My reaction: Buy South Korean stocks. According to Bloomberg reporting, rattled foreign investors dumped huge amounts of shares last month, both because of Kim Jong-un’s antics and the prospect of a weaker Japanese yen. This manufactured crisis is likely to pass.

Estimates of North Korea’s actual nuclear capabilities are a tangled ball of ifs, maybes and I-don’t-knows. It’s not clear, for example, how long it will take to restart the graphite reactor, whose cooling tower was blown up after it was shut down. The DPRK may not even follow through on its plans: It has a long history of bellicose pronouncements that have not resulted in Seoul being engulfed by a “sea of fire,” to press the F1 key of the Korean Central News Agency.

As a newly minted supremo, Kim has a predilection for tough talk. But these last few weeks have brought something of a leap tide: an unusual conjunction of tough United Nations sanctions, disapproval from his Chinese patrons, big military exercises between the U.S. and the Republic of Korea and, as Stephan Haggard of the Peterson Institute for International Economics, notes, major political meetings in Pyongyang - all occasions for a little extra swagger. Plus, maybe Kim was still fired up after partying with “the Worm.”

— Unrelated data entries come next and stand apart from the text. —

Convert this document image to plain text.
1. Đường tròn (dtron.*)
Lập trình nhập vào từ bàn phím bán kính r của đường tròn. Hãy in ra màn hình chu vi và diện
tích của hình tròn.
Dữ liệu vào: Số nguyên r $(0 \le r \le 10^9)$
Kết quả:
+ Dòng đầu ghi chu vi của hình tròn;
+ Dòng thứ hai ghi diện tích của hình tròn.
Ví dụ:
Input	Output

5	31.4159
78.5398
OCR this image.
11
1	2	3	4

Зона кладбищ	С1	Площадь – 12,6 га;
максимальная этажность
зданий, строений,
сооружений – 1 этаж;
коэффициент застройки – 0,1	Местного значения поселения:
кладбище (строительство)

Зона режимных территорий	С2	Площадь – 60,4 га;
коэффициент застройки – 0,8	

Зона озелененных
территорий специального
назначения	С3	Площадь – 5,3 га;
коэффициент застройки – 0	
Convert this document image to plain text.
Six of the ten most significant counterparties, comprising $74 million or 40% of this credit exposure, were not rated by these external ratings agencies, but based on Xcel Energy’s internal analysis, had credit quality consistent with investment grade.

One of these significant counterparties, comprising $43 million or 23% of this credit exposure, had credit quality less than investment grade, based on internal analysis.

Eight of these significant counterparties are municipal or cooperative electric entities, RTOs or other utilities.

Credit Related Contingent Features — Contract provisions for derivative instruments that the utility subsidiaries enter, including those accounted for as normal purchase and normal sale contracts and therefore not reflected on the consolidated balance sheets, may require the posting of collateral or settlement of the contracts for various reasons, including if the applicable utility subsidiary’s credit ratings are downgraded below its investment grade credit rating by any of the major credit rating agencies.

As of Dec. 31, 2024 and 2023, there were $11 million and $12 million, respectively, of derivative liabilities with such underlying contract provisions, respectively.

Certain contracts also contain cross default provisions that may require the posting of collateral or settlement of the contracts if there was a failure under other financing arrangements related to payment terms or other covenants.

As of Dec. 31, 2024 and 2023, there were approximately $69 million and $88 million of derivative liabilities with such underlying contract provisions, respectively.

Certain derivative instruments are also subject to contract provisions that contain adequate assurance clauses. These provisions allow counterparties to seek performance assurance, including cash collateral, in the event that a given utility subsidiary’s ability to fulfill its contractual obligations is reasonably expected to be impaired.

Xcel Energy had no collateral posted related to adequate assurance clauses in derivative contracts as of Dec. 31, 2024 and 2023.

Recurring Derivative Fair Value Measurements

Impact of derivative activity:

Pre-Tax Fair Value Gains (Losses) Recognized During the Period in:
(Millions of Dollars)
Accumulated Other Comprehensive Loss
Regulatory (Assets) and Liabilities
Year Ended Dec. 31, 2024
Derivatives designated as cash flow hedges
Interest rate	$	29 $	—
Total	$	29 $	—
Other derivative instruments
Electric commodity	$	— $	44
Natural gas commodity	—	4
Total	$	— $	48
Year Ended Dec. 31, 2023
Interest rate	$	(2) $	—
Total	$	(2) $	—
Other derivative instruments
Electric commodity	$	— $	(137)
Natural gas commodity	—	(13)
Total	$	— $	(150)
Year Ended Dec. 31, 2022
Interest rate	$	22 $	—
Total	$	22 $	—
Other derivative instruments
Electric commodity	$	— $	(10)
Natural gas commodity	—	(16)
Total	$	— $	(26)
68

Kim’s goal remains regime survival, and if he can look tough in the process, so much the better. The U.S. has taken some prudent steps in response to his rhetoric but has wisely refrained from over-reacting. There is always the possibility of some kind of provocation. But this current sturm and drang may well ease without incident after the meetings and military exercises end. And then it’s back to the central problem of getting both sides back to the table under terms that each can politically accept.